Os gaúchos e eu – Santo Angelo

Após deixar Cruz Alta ,seguimos para o oeste,passando por Ijuí até cruzar  para a margem direita do rio de mesmo nome, e chegarmos a Santo Angelo.Engraçado,mas deve  haver alguma lei estadual determinando que as cidades gauchas tenham,todas elas,uma rua 15 de Novembro.Santo Angelo tinha a sua,e, exatamente nela ficava a residência do Seu Aparicio Lemos e D. Adelaide,sua esposa,irmã de minha sogra.Eu já os conhecia pois foram nossos padrinhos de casamento.Foi um contato muito rápido.Eles chegaram em Belo Horizonte no sábado  e o casamento foi na segunda-feira.Um dia conto por que nos casamos numa segunda-feira.Pois bem a cerimônia foi às 19 horas na Basilica de Lourdes  e em seguida fomos pra recepção na Churrascaria Farroupilha  ,de propriedade de meu sogro.Dali mesmo saímos em viagem de lua de mel.Não houve tempo para   maiores conhecimentos .Embora um pouco mais tranquilo após a acolhida que tivemos em Cruz Alta ,o fato é que aquela família ainda me era  praticamente desconhecida.Mas pela segunda vez em dois dias,aquele ar de mineiro desconfiado foi dando lugar  a uma atmosfera de descontração,de  sentimento  de  acolhimento ,de se sentir- em casa ,entre amigos de convivência de longa data.As conversas fluiam de maneira expontanea,natural ,divertida até.Seu Aparicio,D. Adelaide.sua filha Terezinha,o genro Luis – este,patrono de cartas minhas para Maria Helena,endereçadas ao Banco do Estado do Rio Grande do Sul,onde ele trabalhava,e, repassadas secretamente para ela ,quando em férias lá no Sul – faziam com que o tempo passasse sem que nos déssemos conta.

No terceiro dia fomos todos pra fazenda Sta.
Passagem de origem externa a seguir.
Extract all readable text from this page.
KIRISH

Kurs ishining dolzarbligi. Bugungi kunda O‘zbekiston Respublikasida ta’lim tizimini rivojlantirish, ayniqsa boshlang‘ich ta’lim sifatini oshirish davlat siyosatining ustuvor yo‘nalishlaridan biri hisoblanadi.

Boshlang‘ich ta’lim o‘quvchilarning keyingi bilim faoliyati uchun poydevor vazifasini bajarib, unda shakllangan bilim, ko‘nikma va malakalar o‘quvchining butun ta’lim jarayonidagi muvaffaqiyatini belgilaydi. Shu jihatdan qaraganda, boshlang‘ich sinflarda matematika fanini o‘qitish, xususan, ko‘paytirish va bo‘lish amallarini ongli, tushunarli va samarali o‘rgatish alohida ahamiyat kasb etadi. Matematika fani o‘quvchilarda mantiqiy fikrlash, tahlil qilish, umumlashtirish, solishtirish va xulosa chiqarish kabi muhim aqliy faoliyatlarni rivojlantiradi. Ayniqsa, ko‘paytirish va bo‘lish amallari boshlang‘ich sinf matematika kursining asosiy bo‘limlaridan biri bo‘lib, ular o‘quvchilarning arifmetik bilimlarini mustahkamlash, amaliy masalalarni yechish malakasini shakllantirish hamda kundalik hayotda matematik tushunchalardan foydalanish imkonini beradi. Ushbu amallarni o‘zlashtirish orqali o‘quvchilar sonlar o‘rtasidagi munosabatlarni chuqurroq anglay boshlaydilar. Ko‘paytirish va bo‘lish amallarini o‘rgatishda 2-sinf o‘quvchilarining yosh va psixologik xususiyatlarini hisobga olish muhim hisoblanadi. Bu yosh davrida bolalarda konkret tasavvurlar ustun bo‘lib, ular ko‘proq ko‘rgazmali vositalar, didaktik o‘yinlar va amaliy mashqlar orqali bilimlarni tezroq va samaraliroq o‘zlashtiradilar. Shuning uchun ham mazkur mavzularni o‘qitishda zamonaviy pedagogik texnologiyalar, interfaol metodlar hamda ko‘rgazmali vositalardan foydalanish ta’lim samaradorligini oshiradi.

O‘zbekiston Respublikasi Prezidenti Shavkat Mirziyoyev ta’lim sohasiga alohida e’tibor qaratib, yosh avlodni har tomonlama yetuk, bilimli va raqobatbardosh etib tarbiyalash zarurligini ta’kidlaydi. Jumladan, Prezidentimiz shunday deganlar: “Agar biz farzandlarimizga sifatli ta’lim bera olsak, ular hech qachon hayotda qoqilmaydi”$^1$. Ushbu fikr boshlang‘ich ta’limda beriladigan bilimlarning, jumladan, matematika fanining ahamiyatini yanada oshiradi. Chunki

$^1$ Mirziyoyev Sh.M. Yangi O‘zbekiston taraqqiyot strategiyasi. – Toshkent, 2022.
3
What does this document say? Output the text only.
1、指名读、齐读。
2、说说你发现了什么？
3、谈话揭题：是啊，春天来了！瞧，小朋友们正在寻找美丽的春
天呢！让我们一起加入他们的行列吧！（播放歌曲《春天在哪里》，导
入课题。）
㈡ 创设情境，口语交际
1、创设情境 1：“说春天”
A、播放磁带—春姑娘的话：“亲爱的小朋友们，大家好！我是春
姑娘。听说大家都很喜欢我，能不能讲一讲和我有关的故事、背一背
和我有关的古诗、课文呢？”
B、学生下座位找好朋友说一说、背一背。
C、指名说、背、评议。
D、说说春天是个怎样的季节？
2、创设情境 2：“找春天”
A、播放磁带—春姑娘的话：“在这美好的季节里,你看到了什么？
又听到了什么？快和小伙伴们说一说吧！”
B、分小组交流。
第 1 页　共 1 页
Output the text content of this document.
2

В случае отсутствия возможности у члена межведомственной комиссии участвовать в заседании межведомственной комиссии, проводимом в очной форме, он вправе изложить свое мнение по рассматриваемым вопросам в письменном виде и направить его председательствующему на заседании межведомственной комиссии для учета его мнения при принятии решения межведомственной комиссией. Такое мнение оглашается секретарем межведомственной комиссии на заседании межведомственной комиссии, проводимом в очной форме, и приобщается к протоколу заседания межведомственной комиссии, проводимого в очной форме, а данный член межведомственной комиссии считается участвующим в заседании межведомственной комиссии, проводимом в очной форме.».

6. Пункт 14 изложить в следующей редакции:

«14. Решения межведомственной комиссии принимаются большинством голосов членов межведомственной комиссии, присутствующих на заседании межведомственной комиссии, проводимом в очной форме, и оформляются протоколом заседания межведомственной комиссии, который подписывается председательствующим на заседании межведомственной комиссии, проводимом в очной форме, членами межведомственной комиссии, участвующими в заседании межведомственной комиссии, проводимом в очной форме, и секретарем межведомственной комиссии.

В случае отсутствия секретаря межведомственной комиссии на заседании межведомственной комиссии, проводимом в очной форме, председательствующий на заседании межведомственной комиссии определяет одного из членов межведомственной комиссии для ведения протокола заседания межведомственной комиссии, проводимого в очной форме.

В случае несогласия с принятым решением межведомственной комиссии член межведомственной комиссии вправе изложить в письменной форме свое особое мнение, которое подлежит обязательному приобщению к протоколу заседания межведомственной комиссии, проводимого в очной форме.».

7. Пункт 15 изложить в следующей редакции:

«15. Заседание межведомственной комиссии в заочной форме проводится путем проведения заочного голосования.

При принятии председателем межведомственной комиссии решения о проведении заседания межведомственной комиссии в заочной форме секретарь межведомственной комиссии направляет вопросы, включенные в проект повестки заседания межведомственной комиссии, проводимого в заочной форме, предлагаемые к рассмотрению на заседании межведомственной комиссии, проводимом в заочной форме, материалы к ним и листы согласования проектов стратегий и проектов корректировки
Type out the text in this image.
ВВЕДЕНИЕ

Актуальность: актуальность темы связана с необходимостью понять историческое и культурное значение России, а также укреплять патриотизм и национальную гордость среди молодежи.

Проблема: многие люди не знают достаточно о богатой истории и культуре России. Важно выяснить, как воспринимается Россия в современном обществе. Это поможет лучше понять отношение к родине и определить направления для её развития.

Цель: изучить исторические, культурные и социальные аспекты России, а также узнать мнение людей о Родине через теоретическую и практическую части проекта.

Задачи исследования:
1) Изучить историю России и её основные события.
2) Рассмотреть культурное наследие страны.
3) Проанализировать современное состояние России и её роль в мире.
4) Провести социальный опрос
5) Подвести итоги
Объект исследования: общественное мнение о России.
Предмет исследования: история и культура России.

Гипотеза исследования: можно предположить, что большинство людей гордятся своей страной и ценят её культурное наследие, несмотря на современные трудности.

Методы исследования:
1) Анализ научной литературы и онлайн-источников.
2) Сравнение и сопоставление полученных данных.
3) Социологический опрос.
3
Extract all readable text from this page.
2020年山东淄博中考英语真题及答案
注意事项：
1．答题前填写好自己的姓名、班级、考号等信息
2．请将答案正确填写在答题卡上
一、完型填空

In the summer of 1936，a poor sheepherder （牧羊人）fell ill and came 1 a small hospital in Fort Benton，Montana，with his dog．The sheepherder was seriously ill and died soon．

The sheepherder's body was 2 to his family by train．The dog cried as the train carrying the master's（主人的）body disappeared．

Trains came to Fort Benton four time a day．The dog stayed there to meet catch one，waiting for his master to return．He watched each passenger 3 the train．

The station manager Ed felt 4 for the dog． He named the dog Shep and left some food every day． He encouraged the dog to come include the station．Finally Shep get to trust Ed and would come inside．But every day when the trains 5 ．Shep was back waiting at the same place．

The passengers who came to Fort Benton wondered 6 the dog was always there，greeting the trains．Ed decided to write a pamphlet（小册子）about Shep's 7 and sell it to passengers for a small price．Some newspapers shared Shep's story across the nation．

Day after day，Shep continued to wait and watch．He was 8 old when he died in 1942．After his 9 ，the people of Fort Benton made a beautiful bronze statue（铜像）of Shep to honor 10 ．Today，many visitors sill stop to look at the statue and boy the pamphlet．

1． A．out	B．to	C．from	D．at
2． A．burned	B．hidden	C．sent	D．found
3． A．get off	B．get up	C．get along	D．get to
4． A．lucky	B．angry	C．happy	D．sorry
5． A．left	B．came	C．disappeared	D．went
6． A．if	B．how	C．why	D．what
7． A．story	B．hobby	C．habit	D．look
Terezinha , nas proximidades    das ruínas de    São   Miguel das Missões.A sede da fazenda ficava no alto de uma coxilha.Cerca de oitenta metros abaixo da frente da casa,havia um banhado seguido de uma capoeira    densa o bastante  para proteger nascentes e servir de abrigo e refugio para os animais silvestres..A casa era  bastante confortável,sem ostentação,com moveis sóbrios,e uma cozinha ampla com uma mesa grande    tomando boa parte do espaço.Lá fora  o vento e o frio varriam as coxilhas  sem trégua.

Lá dentro,na cozinha  um grande fogão  ,conhecido dos mineiros como   “fogão de colono”, de seis bocas,ou seriam oito? era alimentado por seis portas,onde a lenha cuidadosamente aparada, era constantemente renovada. De dia fogão, lareira à  noite.Ali   eram servidas todas as refeições, do café da manhã  ao jantar.

Seu Aparício   punha-se de pé entre 4:30  e 5:00 da manhã  e já o fazia  impecavelmente usando seu lenço no pescoço,suas bombachas ,suas botas e esporas.Seu chapéu ficava ali pendurado ao lado da porta, bem a mão caso precisasse.Seu primeiro compromisso do dia era ,ali mesmo na cozinha.De pé , com uma bota apoiada na trava de uma cadeira ,cumpria a sagrado ritual de matear.Só depois disso atravessava o umbral da porta da cozinha para o  pátio do poço , ia até os galpões ,inspecionava  os afazeres do dia  e só então retornava para o café.Era um homem de estatura mediana, de fala  mansa mas era econômico nas palavras.Falava o necessário..A voz tinha um timbre agradável   e suave.Seu sorriso era curto com os lábios  levemente retraídos. Nunca o vi dar uma risada mais aberta.Aquele pequeno sorriso já estava de bom tamanho.Me lembro do primeiro café da manhã:Estávamos à volta da mesa quando ele entrou na cozinha vindo dos galpões, e disse com aquele sorriso maroto  que metade do gado leiteiro estava doente.Ante meu olhar de perplexidade , D. Adelaide enxugando as mãos  no avental  me tranquilizou:”preocupa não Fabio, nós só temos duas vacas  de leite e uma adoeceu.”A farra foi geral e ele lá,com aquele leve sorriso nos lábios.Passamos a tarde  do dia seguinte na varanda da casa, admirando aquela paisagem bucólica ,de coxilhas ,banhados e capoeiras que se sucediam a perder de vista.Para suportar o frio, tomamos, nós todos,seu Aparicio,D. Adelaide,Terezinha,Luis,Maria Helena e eu  ,duas garrafas de cachaça curtida no butiá,passadas de mão em mão,como se fosse uma roda de chimarrão.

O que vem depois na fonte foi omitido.